I'm going to give her a place to stay and some spending money, buy her some clothes and whatever else 18 year old girls need. She is very frugal anyway, as her adoptive mother pretty much neglected her and she never had much.
She should have no problems getting a job, as there is a large mall within walking distance. The only problem is I work very long hours, so I am not going to be around much to help. Hopefully she can make some friends at work.
In any case, she is very popular with her friends parents back home (she is a really sweet kid), so I know she already has a few places lined up to live wherever she decides to go. I'm thinking she can stay here until she saves money, then go back home to stay with friends, and finish her HS diploma.
From what she told me, she was a model resident at The Village, never caused problems unlike the other kids. They were supposed to move her to the adult center when she turned 18, but never did. That might have been dangerous for her.
She also told me her mothers insurance was paying for her 'treatment'.
So, I can imagine: model resident + insurance = easy money.
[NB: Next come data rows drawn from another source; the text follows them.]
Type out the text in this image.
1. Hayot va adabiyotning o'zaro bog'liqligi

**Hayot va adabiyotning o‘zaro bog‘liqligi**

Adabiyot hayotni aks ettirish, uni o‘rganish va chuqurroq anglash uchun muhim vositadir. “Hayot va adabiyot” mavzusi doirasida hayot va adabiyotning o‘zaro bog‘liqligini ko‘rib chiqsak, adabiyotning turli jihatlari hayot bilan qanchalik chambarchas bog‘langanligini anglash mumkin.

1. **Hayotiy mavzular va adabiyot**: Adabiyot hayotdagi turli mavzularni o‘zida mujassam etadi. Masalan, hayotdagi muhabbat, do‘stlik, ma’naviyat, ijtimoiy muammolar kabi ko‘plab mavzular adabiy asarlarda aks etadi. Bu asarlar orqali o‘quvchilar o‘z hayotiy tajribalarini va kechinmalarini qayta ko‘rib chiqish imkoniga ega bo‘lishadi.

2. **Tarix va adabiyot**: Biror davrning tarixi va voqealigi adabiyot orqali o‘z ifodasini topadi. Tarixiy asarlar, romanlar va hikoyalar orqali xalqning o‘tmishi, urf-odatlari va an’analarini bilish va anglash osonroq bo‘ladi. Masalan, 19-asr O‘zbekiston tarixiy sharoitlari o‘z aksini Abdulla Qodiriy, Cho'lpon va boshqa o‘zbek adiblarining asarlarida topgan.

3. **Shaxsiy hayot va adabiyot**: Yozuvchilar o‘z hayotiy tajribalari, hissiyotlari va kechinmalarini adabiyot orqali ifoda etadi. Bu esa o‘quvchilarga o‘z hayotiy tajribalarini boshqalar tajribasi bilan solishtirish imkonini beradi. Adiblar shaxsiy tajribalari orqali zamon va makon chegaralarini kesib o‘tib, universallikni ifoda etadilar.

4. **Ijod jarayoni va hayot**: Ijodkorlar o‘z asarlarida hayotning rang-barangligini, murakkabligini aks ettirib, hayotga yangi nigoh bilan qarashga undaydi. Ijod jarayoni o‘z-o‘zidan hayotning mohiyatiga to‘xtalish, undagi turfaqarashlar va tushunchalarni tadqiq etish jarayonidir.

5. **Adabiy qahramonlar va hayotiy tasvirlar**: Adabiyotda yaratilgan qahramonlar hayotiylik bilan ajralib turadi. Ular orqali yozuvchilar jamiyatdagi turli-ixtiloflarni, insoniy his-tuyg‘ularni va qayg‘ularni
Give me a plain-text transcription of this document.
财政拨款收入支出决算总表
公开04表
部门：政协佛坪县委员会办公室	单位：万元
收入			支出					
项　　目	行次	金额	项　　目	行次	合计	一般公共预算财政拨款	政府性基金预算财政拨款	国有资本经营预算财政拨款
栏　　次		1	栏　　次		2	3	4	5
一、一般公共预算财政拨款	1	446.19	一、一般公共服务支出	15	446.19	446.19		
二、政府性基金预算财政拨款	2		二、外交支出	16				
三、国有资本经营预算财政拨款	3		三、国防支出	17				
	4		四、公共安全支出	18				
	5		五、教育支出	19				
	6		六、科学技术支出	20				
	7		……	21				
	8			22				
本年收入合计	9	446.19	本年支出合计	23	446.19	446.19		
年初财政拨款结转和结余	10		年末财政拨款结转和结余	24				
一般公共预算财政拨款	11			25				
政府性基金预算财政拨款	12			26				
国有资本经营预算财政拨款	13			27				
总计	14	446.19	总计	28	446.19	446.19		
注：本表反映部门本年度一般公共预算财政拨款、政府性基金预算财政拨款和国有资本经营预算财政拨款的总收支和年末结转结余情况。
I'm going to take her to a lawyer, and maybe we can write a letter to the insurance company.[ This Message was edited by: vx15i on 2005-08-29 09:41 ]
-
Any update? Did your friend make it to your home ok?
-
Haha! wonderful, congradulations... this is great! I hope she gets back soon, and I hope everything goes ok, give us some more updates, this stuff just makes my day.
-
She's fine, made it here yesterday.
Don't really have time now for an update, I'll let you guys know what happened later.
Thanks for all your help.
-
Woot victory!!! score one for fornits and co.
-
::drummer:: ::drummer:: ::cheers::
Score one for vx15i. You are a good friend.
-
On 2005-08-31 08:08:00, vx15i wrote:
"She's fine, made it here yesterday.
Don't really have time now for an update, I'll let you guys know what happened later.
Thanks for all your help."
YOU RULE ::rocker:: get her on here so we can give our condolances!When I started as a federal narcotics agent, the budget that we were working with, it was less than $5 million a year, and there was only 125 agents for the entire world to work the narcotic trade that we were fighting in those days. Times have changed. The gluttony has grown.
--Nick Navarro, former Broward, FL Sherrif
-
That is just SUPER GREAT!!!!!!
You are a wonderful friend.
:nworthy:
-
Hope all is going well. Update when you have time.